WASHINGTON • Ms Susan Mitchell- Mattera leaned her small American flag and the framed picture of her family against the black stone of the Vietnam Veterans Memorial on Thursday and raised her father's old harmonica to her lips.
As she played the opening notes of taps, Mr Vu Ngoc Xiem, 65, a veteran of the North Vietnamese army whose father was killed in an American bombing attack during the war, reached out and steadied her hand.
Up on the wall, at Panel 14W, Row 14, was the name of Ms Mitchell-Mattera's father, Mr James C. Mitchell Jr, a sailor who was killed when his helicopter was shot down in 1970, days before he was to go home. He was 24.
Ms Mitchell-Mattera played only a few notes, but they hung in the humid air on an overcast day when the wall was just starting to dry from the overnight rain, revealing the names of the 58,000 American dead in the Vietnam War.
It was one part of an emotional morning as Vietnamese and American children of parents killed in the war gathered to honour lost fathers and mothers and to embrace each other as brothers and sisters.
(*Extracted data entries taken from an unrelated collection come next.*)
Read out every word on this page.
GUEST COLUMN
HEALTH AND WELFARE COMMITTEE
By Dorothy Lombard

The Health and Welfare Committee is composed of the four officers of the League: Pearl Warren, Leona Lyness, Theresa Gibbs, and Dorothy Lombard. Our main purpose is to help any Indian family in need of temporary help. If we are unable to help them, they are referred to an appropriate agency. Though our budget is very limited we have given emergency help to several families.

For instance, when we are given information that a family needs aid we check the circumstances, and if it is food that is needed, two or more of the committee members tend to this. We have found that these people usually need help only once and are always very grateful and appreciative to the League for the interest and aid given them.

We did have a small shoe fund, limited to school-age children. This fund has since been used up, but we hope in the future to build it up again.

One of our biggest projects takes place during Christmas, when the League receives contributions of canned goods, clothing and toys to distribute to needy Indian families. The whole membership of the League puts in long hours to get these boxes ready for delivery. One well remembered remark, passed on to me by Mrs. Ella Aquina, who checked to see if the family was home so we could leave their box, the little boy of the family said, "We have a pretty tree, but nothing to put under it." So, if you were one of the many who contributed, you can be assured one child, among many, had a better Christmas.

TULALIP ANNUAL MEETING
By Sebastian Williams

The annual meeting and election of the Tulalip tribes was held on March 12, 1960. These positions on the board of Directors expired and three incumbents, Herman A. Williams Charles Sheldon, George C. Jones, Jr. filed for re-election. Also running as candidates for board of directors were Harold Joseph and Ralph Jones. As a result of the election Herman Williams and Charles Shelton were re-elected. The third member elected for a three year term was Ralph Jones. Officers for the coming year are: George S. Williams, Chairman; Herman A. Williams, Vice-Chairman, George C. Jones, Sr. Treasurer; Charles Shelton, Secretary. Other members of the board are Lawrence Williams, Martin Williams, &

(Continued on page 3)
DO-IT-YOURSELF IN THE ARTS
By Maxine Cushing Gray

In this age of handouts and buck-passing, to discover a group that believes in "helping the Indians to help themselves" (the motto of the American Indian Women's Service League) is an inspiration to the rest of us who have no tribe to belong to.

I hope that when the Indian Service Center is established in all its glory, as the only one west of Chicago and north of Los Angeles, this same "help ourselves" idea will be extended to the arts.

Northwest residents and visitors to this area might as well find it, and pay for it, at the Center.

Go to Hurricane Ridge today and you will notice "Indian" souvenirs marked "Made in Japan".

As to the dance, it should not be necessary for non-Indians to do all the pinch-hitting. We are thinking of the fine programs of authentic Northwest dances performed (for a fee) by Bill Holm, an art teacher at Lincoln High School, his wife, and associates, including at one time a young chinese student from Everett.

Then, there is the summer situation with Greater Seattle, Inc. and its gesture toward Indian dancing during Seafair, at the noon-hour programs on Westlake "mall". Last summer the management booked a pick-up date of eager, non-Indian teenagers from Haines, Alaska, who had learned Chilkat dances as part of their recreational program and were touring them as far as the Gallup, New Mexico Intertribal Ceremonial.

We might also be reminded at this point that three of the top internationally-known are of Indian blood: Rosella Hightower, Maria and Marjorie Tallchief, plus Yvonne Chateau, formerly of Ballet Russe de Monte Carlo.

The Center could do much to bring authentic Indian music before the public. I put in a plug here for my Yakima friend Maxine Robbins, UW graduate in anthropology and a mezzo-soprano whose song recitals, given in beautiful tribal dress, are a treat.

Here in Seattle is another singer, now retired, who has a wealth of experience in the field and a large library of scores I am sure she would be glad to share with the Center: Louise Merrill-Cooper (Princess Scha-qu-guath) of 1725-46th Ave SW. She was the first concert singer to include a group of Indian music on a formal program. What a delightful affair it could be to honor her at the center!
There were many tears and hugs on both sides, and the laying of hands on the dark stone.
At the start of the Memorial Day weekend, the group was visiting Washington for the debut of a documentary about children who lost parents to the Vietnam War.
The film is part of the 2 Sides Project, an enterprise launched two years ago by Ms Margot Carlson Delogne, 52, as she sought to fill the void left by the absence of her father, who was killed in the war.
In 2015, Ms Carlson Delogne took a film crew and a small group of Americans who had lost fathers in the war to Vietnam. They visited sites where their fathers were believed to have been killed and met Vietnamese who had lost fathers and mothers in the fighting.